Professor, Sociology, Peking University
With its societal transformation, atheistic China has seen a great revival of religion and spirituality. Contemporary China is a genuinely religious country where Chinese people are exposed to multiple and rich religious resources.
However, empirical research on China’s multiple religions has been stuck within the dilemma of dual Orientalism: an external orientalist context, on the one hand, and an internal one on the other. The former indicates that China is regarded as an “Other,” or an object, when oriental religions are compared with western ones; the latter means that non-Han ethnic groups are considered “Other” or an object when non-Han religions are compared with Han ones. The prevailing approach to the former is the exceptionalism of Chinese religions, while to the latter, the approach is Han-centrism.
The goal of China’s nation-building in the process of its societal transformation is to establish the Constitution as the common and super-ordinate political grammar, fostering and consolidating “constitutional patriotism” so as to transcend and integrate the differences and disparities that exist among different multiple-cultural entities such as ethnic groups, religions, and languages within the People’s Republic. In other words, for all citizens of the Republic, their citizenship identity should be given priority among all their multiple memberships and multiple social identities, surpassing the differences and disparities in regions, ethnic groups, religions, and languages.
For citizens who are at the same time religious believers, their commitment to the religious communities might transcend their commitment to the polity, and they may become a political centrifugal force within the entity. Here, this dilemma is called the Believer-Citizen Dilemma.
Meanwhile, logically, there might be three types of relationships between believer identity and citizen identity. The first type is the non-differentiation of believer and citizen, the case with modern theocratic states, for instance. The second type is that the religious identity facilitates the construction of citizenship. And the third type is the believer-citizen dilemma, which is the focus of this project.
Religions provide rich resources that can help nurture civic virtues. The Golden Rule underlying almost all religious systems is the universal ethical code for human beings. This idea implies that a pious believer can also be a good citizen, integrating religious identity and civic identity harmoniously within himself/herself.
“Every Christian that increases is a decreased number in Chinese,” a saying which reflects the modern Chinese government’s fear of the believer-citizen dilemma in particular. However, as “God turns over to God, Caesar turns over to Caesar,” a boundary seems to have been set between the sacred life and the secular life of believers.

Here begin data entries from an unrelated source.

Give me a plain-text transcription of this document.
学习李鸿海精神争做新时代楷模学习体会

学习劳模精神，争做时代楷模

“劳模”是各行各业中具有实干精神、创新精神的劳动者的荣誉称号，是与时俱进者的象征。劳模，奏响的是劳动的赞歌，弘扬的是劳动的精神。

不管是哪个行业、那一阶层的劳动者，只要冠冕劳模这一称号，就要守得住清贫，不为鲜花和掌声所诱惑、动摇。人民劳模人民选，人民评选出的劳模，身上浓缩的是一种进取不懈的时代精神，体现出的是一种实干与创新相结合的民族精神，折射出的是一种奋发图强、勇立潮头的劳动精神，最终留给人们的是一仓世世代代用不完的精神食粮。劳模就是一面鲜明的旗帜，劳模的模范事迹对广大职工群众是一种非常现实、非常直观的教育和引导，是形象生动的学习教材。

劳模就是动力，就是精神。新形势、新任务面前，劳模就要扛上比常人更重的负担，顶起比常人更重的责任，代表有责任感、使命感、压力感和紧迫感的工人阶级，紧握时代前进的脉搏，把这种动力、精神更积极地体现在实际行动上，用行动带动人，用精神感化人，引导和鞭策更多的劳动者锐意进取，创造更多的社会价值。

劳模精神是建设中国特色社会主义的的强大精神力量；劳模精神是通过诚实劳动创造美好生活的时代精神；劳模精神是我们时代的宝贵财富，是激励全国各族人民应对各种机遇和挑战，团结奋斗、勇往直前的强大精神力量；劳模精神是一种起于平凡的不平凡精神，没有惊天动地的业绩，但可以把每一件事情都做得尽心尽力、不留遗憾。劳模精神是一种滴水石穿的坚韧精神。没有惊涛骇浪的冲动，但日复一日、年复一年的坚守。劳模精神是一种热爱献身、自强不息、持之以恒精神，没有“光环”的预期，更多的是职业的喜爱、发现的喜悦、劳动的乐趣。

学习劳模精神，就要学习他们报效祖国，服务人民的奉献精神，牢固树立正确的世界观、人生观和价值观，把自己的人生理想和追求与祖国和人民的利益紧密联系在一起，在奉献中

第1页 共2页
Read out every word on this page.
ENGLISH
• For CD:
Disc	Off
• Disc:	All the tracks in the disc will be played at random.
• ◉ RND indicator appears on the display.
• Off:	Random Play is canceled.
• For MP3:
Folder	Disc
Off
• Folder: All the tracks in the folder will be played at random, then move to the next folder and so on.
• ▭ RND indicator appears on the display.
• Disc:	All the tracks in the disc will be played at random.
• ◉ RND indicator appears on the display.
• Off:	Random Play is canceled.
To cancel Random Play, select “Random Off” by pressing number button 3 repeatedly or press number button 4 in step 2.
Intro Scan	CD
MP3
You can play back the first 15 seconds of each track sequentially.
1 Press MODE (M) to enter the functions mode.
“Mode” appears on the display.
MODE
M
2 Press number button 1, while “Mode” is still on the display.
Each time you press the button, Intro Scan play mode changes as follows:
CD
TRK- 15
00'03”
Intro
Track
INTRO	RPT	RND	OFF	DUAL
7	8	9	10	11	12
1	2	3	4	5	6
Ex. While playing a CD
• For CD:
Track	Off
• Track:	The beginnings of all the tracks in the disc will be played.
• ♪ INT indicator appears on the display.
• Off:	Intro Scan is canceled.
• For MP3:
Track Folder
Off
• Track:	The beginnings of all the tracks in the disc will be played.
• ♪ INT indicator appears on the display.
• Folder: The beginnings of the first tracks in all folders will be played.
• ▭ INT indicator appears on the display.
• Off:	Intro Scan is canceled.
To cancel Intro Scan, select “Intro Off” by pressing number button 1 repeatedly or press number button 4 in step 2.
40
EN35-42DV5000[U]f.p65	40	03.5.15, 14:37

Focusing on the theme, “religion and the construction of civic society,” a comparative study will be undertaken to investigate different Chinese religious believer groups, with “Unity in Plurality” (多元一体) and “adhesive identities” as the normative standpoint and evaluation measure. The major purpose is to contribute empirical data and possible identity techniques that might help transcend the believer-citizen dilemma. In other words, the major concerns of this project are how the believer-citizen dilemma can be overcome in the context of contemporary China, and how the multiple Chinese religions can be made basic resources that can help construct the civic identity of the Chinese people, including religious citizens.
Three empirical issues will be investigated in this project: 1. How do non-believer groups and major believer groups mutually evaluate each other (what are their respective BIAS maps like)? 2. What are the modes of religious embodiment of different believer groups? 3. For different believer groups, what is the structure of their multiple memberships and the structure of their multiple social identities, and how does their religious identity relate to their civic identity?
Considering the complexity of the comparative research, and also because comparability is always a problem for such research, the participants will be 250 college students. Among them, 50 are non-believers, 50 are Buddhists from the Buddhist Academy of China, 50 are Muslims from the China Islamic Institute, 50 are Protestants from China Bible Seminary, and 50 are Christians from the National Seminary of the Catholic Church in China. Following the Stereotype Content Model and BIAS Map, we will adopt a priming experiment (priming of mortality salience) to investigate their BAIS maps.
Twenty participants from each group will be invited to do additional tasks in this experiment. Semi-structured interviews and questionnaires will be adopted to investigate their important life events and their regular and religious activities after conversion, as well as their perception of and feelings for issues such as God, Heaven and Hell, death and eternity, and sin and redemption. This is to uncover the modes of religious embodiment of different believer groups.
Structure of Chinese Believers’ Multiple Identities
To avoid homogeneity bias, another five groups with the same number and of the same composition will be organized to participate in our project. We will design a multiple membership scale to study the construct of their multiple memberships, as well as the multiple social identities of different believer groups. This is to investigate and compare how believers of different religions relate their religious identity to their civic identity.
Three high quality theses are planned. At least one will be written in English.